Наконец прибыл Черчилль.
«Явился полный – улыбающийся – краснолицый джентльмен – протянул пухлую, но от этого не менее убедительную руку и сказал – добро пожаловать в Англию, – сообщал Гопкинс президенту. – Короткое черное пальто – полосатые брюки – ясные глаза, невнятный голос: вот впечатления об английском лидере, с явной гордостью демонстрировавшем мне снимки своей красавицы невестки и внука» (речь идет о Памеле и юном Уинстоне). «Ланч простой, но вкусный – подавала очень некрасивая женщина, видимо старая служанка этого семейства. Суп – холодная говядина – (по мнению премьера, я взял слишком мало студня, и он положил мне еще) – зеленый салат – сыр и кофе – легкое вино и портвейн. Он втянул понюшку из маленькой серебряной табакерки – с удовольствием»[833]

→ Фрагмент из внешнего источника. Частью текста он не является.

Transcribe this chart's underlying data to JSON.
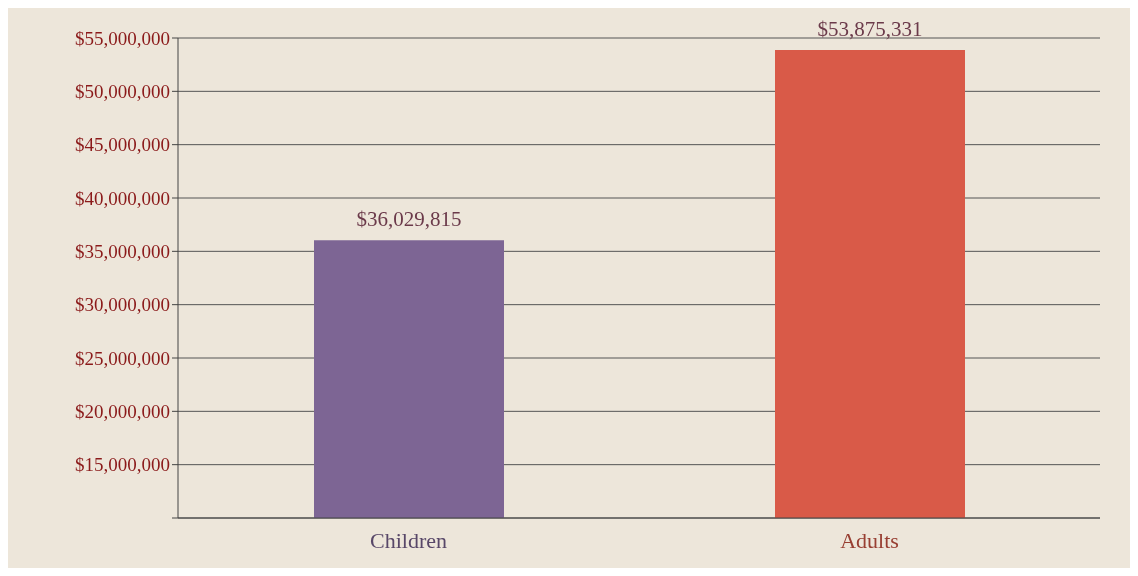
{
  "chart_data": {
    "type": "bar",
    "categories": [
      "Children",
      "Adults"
    ],
    "values": [
      36029815,
      53875331
    ],
    "colors": [
      "#7d6594",
      "#d95a48"
    ],
    "value_labels": [
      "$36,029,815",
      "$53,875,331"
    ],
    "ylim": [
      10000000,
      55000000
    ],
    "yticks": [
      {
        "value": 10000000,
        "label": null
      },
      {
        "value": 15000000,
        "label": "$15,000,000"
      },
      {
        "value": 20000000,
        "label": "$20,000,000"
      },
      {
        "value": 25000000,
        "label": "$25,000,000"
      },
      {
        "value": 30000000,
        "label": "$30,000,000"
      },
      {
        "value": 35000000,
        "label": "$35,000,000"
      },
      {
        "value": 40000000,
        "label": "$40,000,000"
      },
      {
        "value": 45000000,
        "label": "$45,000,000"
      },
      {
        "value": 50000000,
        "label": "$50,000,000"
      },
      {
        "value": 55000000,
        "label": "$55,000,000"
      }
    ],
    "grid": "y"
  }
}
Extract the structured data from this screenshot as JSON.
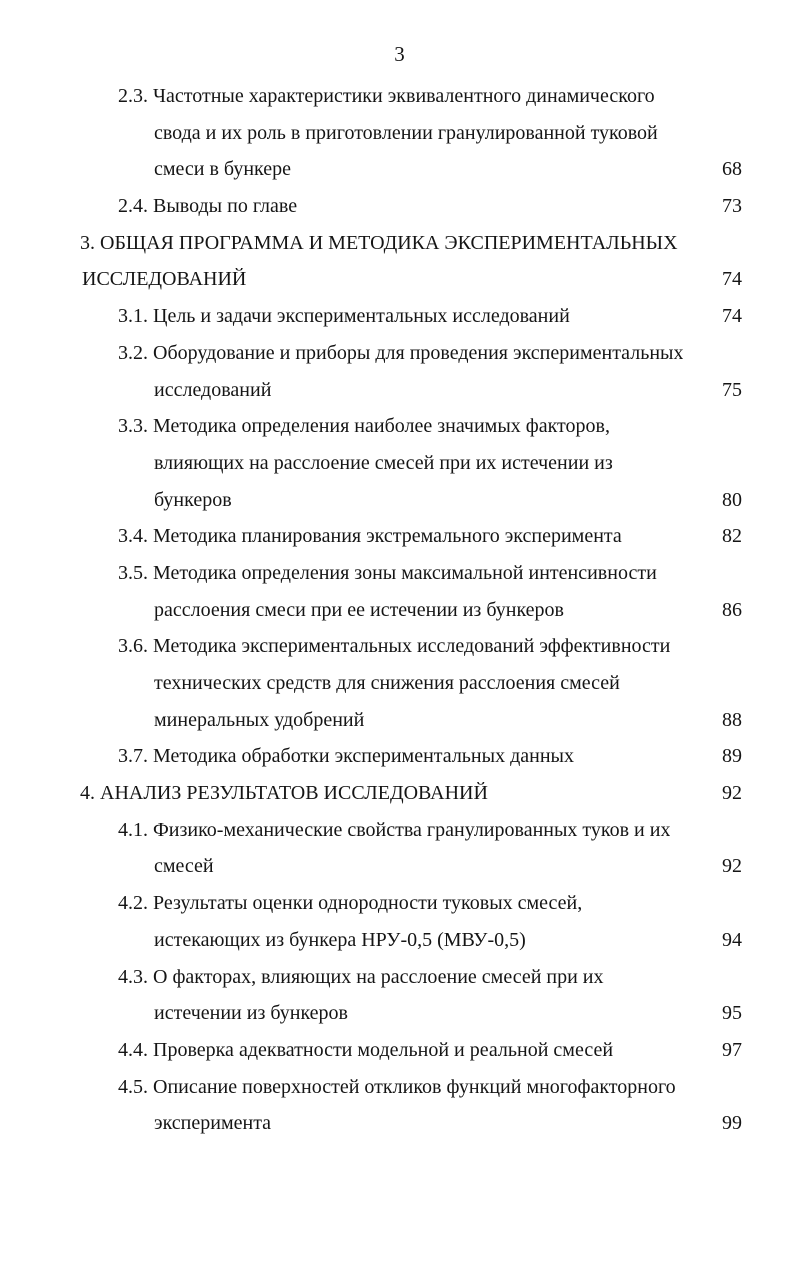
{
  "page_number": "3",
  "toc_entries": [
    {
      "level": "sub",
      "lines": [
        "2.3. Частотные характеристики эквивалентного динамического",
        "свода и их роль в приготовлении гранулированной туковой",
        "смеси в бункере"
      ],
      "page": "68"
    },
    {
      "level": "sub",
      "lines": [
        "2.4. Выводы по главе"
      ],
      "page": "73"
    },
    {
      "level": "chapter",
      "lines": [
        "3. ОБЩАЯ ПРОГРАММА И МЕТОДИКА ЭКСПЕРИМЕНТАЛЬНЫХ",
        "ИССЛЕДОВАНИЙ"
      ],
      "page": "74"
    },
    {
      "level": "sub",
      "lines": [
        "3.1. Цель и задачи экспериментальных исследований"
      ],
      "page": "74"
    },
    {
      "level": "sub",
      "lines": [
        "3.2. Оборудование и приборы для проведения экспериментальных",
        "исследований"
      ],
      "page": "75"
    },
    {
      "level": "sub",
      "lines": [
        "3.3. Методика определения наиболее значимых факторов,",
        "влияющих на расслоение смесей при их истечении из",
        "бункеров"
      ],
      "page": "80"
    },
    {
      "level": "sub",
      "lines": [
        "3.4. Методика планирования экстремального эксперимента"
      ],
      "page": "82"
    },
    {
      "level": "sub",
      "lines": [
        "3.5. Методика определения зоны максимальной интенсивности",
        "расслоения смеси при ее истечении из бункеров"
      ],
      "page": "86"
    },
    {
      "level": "sub",
      "lines": [
        "3.6. Методика экспериментальных исследований эффективности",
        "технических средств для снижения расслоения смесей",
        "минеральных удобрений"
      ],
      "page": "88"
    },
    {
      "level": "sub",
      "lines": [
        "3.7. Методика обработки экспериментальных данных"
      ],
      "page": "89"
    },
    {
      "level": "chapter",
      "lines": [
        "4. АНАЛИЗ РЕЗУЛЬТАТОВ ИССЛЕДОВАНИЙ"
      ],
      "page": "92"
    },
    {
      "level": "sub",
      "lines": [
        "4.1. Физико-механические свойства гранулированных туков и их",
        "смесей"
      ],
      "page": "92"
    },
    {
      "level": "sub",
      "lines": [
        "4.2. Результаты оценки однородности туковых смесей,",
        "истекающих из бункера НРУ-0,5 (МВУ-0,5)"
      ],
      "page": "94"
    },
    {
      "level": "sub",
      "lines": [
        "4.3. О факторах, влияющих на расслоение смесей при их",
        "истечении из бункеров"
      ],
      "page": "95"
    },
    {
      "level": "sub",
      "lines": [
        "4.4. Проверка адекватности модельной и реальной смесей"
      ],
      "page": "97"
    },
    {
      "level": "sub",
      "lines": [
        "4.5. Описание поверхностей откликов функций многофакторного",
        "эксперимента"
      ],
      "page": "99"
    }
  ]
}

.Гопкинс сразу же обратился к вопросу, из-за которого отношения между Америкой и Британией стали такими натянутыми. «Я сказал ему: в некоторых кругах сложилось ощущение, что ему, Черчиллю, не нравится Америка, американцы или Рузвельт», – вспоминал Гопкинс. Однако Черчилль стал настойчиво отрицать это, обвиняя Джозефа Кеннеди в том, что это он распространял столь неверное впечатление. Он велел секретарше отыскать копию телеграммы, направленной им Рузвельту осенью, – той самой телеграммы, в которой он поздравлял президента с переизбранием и на которую Рузвельт так и не ответил (собственно, вообще никак не показал, что ее получил).
Первоначальную неловкость быстро удалось сгладить: Гопкинс объяснил, что его задача – узнать все, что можно, о положении в Британии, а также об ее потребностях. Беседа охватывала самые разные темы – от отравляющих газов до Греции и Северной Африки. Джон Колвилл отметил в дневнике: Черчилль и Гопкинс «произвели друг на друга такое сильное впечатление, что их тет-а-тет продлился почти до четырех часов дня».
Уже темнело. Гопкинс отбыл в отель (он остановился в «Кларидже»). Луна была почти полная, так что Черчилль со своей обычной свитой двинулся в Дитчли. На следующий день, в субботу, туда же должен был приехать и Гопкинс – чтобы поужинать и переночевать.
Колвилл и Бракен ехали в Дитчли вместе. По пути они говорили о Гопкинсе. Именно Бракен в свое время первым осознал, насколько важна эта фигура для Рузвельта.
Пока они ехали и болтали, видимость неуклонно уменьшалась. Даже в ясные ночи вести машину было нелегко – из-за режима светомаскировки, при котором фары обращались в узкие световые щели. Однако на сей раз «спустился ледяной туман, – писал Колвилл, – и мы столкнулись с фургоном, перевозившим рыбу с жареной картошкой; он тут же вспыхнул. Никто не пострадал, и мы благополучно добрались до Дитчли».